1. 📘 Topic and Domain: The paper introduces Native Parallel Reasoner (NPR), a framework for enabling Large Language Models to perform parallel reasoning, falling within the domain of artificial intelligence and language model optimization.
2. 💡 Previous Research and New Ideas: Based on previous work in parallel reasoning like Multiverse and MapReduce paradigms, it proposes a novel teacher-free approach where models self-evolve parallel reasoning capabilities without external supervision.
3. ❓ Problem: The paper addresses the challenge of enabling language models to perform genuine parallel reasoning rather than sequential emulation, while avoiding reliance on external teacher models or supervised distillation.

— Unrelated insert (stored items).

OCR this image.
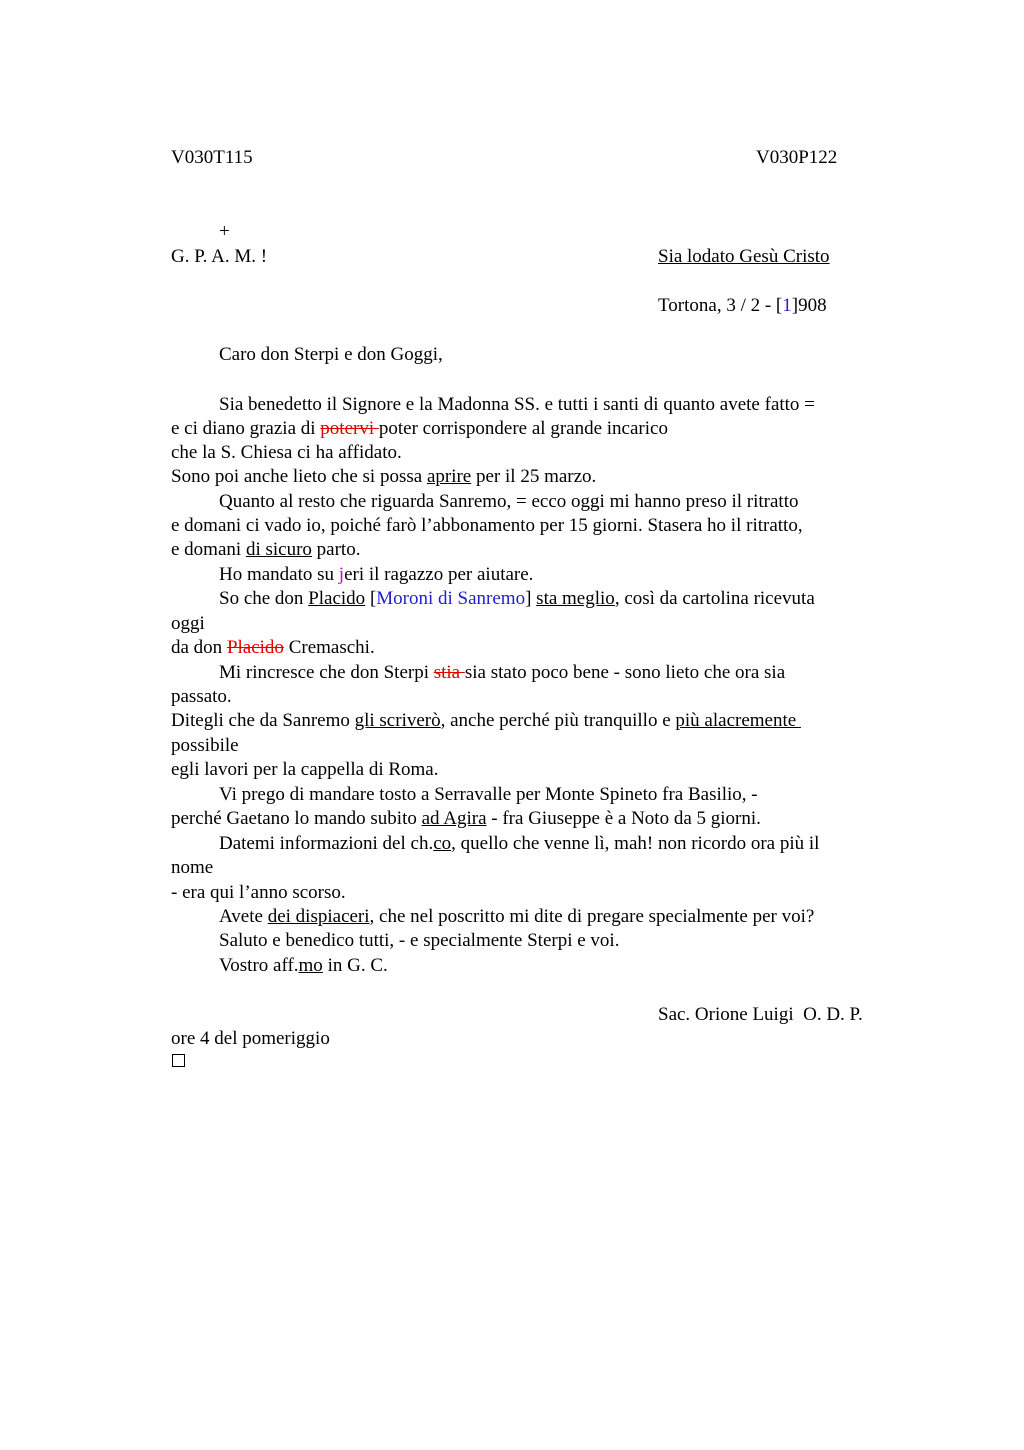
V030T115	V030P122
+
G. P. A. M. !	Sia lodato Gesù Cristo
Tortona, 3 / 2 - [1]908
Caro don Sterpi e don Goggi,
Sia benedetto il Signore e la Madonna SS. e tutti i santi di quanto avete fatto =
e ci diano grazia di potervi poter corrispondere al grande incarico
che la S. Chiesa ci ha affidato.
Sono poi anche lieto che si possa aprire per il 25 marzo.
Quanto al resto che riguarda Sanremo, = ecco oggi mi hanno preso il ritratto
e domani ci vado io, poiché farò l’abbonamento per 15 giorni. Stasera ho il ritratto,
e domani di sicuro parto.
Ho mandato su jeri il ragazzo per aiutare.
So che don Placido [Moroni di Sanremo] sta meglio, così da cartolina ricevuta
oggi
da don Placido Cremaschi.
Mi rincresce che don Sterpi stia sia stato poco bene - sono lieto che ora sia
passato.
Ditegli che da Sanremo gli scriverò, anche perché più tranquillo e più alacremente
possibile
egli lavori per la cappella di Roma.
Vi prego di mandare tosto a Serravalle per Monte Spineto fra Basilio, -
perché Gaetano lo mando subito ad Agira - fra Giuseppe è a Noto da 5 giorni.
Datemi informazioni del ch.co, quello che venne lì, mah! non ricordo ora più il
nome
- era qui l’anno scorso.
Avete dei dispiaceri, che nel poscritto mi dite di pregare specialmente per voi?
Saluto e benedico tutti, - e specialmente Sterpi e voi.
Vostro aff.mo in G. C.
Sac. Orione Luigi  O. D. P.
ore 4 del pomeriggio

4. 🛠️ Methods: The paper implements a three-stage progressive training paradigm: (1) Format-follow RL to discover parallel structures, (2) Parallel warmup through self-distilled data, and (3) Native-parallel RL using a novel Parallel-Aware Policy Optimization algorithm and NPR Engine.
5. 📊 Results and Evaluation: Testing on eight reasoning benchmarks showed performance gains up to 24.5%, inference speedups up to 4.6×, and achieved 100% genuine parallel execution, with consistent improvements over baseline models like Multiverse-32B and Multiverse-4B.